MPs chew whitebait over fisheries future
MPs hearing submissions on the Conservation (Indigenous Freshwater Fish) Amendment Bill dined on whitebait fritters at Parliament on Thursday.
A post on Invercargill MP Sarah Dowie’s Facebook page said members of the environment select committee ate whitebait fritters supplied by National Party West Coast list MP Maureen Pugh as they listened to submitters.
‘‘Today at Environment Select Committee we started to hear from submitters on the Indigenous Fish Bill ..... Maureen Pugh MP decided to feed us .... yum!’’, she posted.
Pugh said she served up the delicacy to highlight the fact her constituents are proud of their fishery and they are concerned about losing it. ‘‘I do think it was appropriate.

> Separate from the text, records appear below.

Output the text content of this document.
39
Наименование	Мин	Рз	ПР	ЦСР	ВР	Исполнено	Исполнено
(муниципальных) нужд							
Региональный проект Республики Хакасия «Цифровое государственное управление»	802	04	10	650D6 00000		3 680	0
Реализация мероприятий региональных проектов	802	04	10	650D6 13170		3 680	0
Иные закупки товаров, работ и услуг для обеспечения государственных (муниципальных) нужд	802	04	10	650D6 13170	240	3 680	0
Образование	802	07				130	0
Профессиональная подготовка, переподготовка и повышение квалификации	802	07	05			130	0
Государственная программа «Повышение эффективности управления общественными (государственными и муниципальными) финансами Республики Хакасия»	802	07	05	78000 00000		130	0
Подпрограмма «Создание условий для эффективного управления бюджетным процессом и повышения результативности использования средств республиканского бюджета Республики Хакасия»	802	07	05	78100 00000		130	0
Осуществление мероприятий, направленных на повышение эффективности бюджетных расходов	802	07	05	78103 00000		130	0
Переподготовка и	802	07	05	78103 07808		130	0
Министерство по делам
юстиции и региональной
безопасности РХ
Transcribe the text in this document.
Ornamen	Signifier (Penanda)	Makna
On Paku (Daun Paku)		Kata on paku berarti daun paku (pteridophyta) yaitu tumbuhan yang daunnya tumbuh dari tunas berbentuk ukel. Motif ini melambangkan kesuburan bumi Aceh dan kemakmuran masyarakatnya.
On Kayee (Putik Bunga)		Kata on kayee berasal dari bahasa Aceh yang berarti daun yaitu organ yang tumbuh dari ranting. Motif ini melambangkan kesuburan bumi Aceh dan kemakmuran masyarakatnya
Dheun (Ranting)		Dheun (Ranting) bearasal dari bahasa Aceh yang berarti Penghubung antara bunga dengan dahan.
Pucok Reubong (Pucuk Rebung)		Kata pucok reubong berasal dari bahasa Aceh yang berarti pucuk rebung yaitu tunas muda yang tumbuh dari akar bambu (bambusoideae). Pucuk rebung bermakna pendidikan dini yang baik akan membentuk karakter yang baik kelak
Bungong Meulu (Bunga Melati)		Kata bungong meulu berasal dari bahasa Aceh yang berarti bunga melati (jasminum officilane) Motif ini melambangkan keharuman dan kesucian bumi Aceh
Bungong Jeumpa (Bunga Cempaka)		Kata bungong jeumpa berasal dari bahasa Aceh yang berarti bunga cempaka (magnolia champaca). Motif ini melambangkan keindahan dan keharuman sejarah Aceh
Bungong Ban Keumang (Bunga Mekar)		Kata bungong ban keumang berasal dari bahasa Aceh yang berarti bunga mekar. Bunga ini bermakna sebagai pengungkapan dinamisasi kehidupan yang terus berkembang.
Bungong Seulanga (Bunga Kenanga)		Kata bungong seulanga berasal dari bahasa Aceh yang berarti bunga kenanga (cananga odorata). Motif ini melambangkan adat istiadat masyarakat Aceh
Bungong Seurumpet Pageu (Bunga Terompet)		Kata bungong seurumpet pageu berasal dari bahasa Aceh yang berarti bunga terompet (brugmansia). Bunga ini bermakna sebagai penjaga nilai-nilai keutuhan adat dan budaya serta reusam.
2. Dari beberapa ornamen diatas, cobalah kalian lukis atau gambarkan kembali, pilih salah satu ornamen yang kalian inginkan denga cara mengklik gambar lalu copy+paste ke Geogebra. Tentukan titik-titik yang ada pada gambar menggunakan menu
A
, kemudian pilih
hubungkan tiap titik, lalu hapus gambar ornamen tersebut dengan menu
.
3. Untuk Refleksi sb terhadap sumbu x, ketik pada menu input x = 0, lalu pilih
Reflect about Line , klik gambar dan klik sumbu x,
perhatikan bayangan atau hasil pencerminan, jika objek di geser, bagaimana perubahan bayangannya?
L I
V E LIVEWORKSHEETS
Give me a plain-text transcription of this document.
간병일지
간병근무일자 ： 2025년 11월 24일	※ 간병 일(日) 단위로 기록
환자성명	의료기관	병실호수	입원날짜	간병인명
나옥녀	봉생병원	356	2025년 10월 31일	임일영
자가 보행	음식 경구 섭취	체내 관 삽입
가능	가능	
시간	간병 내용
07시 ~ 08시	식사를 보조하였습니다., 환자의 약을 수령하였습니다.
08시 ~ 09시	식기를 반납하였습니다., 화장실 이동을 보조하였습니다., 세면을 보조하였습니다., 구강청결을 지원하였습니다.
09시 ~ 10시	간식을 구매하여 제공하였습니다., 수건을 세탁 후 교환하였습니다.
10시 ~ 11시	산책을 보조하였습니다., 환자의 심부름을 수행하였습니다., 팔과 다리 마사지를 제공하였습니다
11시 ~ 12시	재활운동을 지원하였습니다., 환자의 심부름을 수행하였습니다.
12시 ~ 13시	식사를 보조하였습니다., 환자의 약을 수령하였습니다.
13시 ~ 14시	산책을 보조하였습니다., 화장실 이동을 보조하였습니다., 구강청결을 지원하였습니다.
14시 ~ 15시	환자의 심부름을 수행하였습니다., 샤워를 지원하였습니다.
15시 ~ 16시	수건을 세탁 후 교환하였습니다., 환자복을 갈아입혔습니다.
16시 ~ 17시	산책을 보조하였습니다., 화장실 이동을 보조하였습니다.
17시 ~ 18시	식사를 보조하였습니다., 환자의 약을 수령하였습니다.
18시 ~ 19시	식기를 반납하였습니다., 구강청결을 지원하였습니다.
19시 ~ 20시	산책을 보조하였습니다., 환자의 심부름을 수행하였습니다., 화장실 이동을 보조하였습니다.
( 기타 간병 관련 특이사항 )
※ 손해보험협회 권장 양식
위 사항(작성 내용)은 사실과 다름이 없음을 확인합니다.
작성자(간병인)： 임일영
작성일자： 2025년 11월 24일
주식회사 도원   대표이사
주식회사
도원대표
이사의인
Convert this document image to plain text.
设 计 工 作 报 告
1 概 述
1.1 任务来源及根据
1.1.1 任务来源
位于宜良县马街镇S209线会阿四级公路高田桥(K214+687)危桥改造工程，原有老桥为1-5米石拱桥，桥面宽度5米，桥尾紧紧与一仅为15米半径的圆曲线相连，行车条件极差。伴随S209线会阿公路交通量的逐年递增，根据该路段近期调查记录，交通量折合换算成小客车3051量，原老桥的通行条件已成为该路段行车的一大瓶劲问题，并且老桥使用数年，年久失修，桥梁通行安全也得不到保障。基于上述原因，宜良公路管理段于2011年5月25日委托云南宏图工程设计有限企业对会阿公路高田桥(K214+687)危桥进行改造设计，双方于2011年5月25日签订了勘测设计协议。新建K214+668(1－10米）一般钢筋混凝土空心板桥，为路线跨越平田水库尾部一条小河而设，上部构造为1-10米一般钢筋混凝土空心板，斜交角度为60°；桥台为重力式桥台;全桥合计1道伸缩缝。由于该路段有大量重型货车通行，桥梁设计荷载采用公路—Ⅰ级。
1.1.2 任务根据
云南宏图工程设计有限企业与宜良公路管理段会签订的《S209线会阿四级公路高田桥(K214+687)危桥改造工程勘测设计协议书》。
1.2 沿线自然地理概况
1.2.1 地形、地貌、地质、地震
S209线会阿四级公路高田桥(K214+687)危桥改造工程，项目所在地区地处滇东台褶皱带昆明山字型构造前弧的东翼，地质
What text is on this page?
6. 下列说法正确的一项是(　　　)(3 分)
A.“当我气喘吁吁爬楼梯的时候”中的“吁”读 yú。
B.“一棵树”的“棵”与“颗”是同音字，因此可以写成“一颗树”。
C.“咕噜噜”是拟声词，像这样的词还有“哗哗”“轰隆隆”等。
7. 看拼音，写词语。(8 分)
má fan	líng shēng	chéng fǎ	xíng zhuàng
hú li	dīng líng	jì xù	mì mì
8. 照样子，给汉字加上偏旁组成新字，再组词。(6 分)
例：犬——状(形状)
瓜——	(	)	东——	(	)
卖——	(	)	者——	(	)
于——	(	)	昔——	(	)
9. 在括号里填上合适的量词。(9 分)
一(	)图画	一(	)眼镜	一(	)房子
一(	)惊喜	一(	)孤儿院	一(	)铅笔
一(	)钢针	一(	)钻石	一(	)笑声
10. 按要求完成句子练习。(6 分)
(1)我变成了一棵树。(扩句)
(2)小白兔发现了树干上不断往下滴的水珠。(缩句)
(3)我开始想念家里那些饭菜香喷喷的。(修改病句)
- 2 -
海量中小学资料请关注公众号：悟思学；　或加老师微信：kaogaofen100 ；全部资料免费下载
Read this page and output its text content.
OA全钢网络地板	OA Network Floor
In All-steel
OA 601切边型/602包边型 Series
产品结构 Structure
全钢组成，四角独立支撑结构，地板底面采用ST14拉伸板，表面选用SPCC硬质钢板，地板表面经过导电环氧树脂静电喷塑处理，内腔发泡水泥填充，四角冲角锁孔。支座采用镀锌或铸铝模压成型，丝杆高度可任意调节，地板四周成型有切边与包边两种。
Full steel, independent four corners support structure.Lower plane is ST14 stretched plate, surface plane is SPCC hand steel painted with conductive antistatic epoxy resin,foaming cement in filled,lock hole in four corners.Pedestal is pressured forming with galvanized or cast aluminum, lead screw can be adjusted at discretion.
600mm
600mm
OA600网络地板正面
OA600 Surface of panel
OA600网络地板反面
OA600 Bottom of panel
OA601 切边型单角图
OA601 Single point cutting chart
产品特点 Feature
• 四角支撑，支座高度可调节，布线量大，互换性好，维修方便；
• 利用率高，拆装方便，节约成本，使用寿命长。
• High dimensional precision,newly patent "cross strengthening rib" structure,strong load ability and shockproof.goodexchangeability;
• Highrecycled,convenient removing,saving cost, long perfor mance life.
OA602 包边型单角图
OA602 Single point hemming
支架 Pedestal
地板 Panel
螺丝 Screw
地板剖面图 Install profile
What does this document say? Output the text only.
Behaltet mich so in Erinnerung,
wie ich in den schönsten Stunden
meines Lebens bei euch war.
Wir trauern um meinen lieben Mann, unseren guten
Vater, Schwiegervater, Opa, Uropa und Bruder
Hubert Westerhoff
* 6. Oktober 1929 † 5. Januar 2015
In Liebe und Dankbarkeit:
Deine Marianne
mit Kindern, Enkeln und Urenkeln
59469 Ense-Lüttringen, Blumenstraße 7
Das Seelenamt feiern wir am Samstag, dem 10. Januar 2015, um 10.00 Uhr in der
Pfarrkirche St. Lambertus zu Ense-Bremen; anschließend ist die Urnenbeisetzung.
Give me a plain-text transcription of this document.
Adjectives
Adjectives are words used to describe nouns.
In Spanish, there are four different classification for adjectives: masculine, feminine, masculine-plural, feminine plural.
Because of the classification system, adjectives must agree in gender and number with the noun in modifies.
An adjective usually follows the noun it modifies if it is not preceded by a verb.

‘‘My whitebait was simply to say we have respect for the fishery.
‘‘It’s the whole hunter-gatherer thing and generations of coasters have a history with a whitebait stand or their old beat-up crib or bach – it’s their connection to the coast and the land.’’
She was concerned about the lack of consultation around the bill.
‘‘On the coast we have the West Coast Whitebaiters Association who are a very well organised group and they weren’t spoken to before the bill came to the House.’’
Only NZ First MP Shane Jones ate the fritters, she said.
The MP in charge of the bill is Minister of Conservation Eugenie Sage, who declined to comment when asked if it was appropriate to eat whitebait fritters at a hearing about the future of the species.
At the first reading of the bill in Parliament on September 4, Sage said: ‘‘It’s hard to believe that whitebait were once caught in such quantities that they were used as fertiliser but over the last century, all of our native freshwater fisheries – eels, whitebait, lamprey – have experienced catastrophic declines.’’
National MP Sarah Dowie could not be reached for comment.
The Department of Conservation’s website says inanga (Galaxias maculatus) are the most common of the native fish species that make up the ‘‘whitebait catch’’.
It is when they are returning to freshwater habitats as juveniles that they are collectively known as whitebait.
The bill amends the Conservation Act 1987 to provide a ‘‘modern toolbox’’ to help indigenous freshwater fish and their fisheries.
However, Fish and Game NZ says the bill poses a serious threat to trout and angling by allowing trout and salmon to be removed from particular rivers and lakes.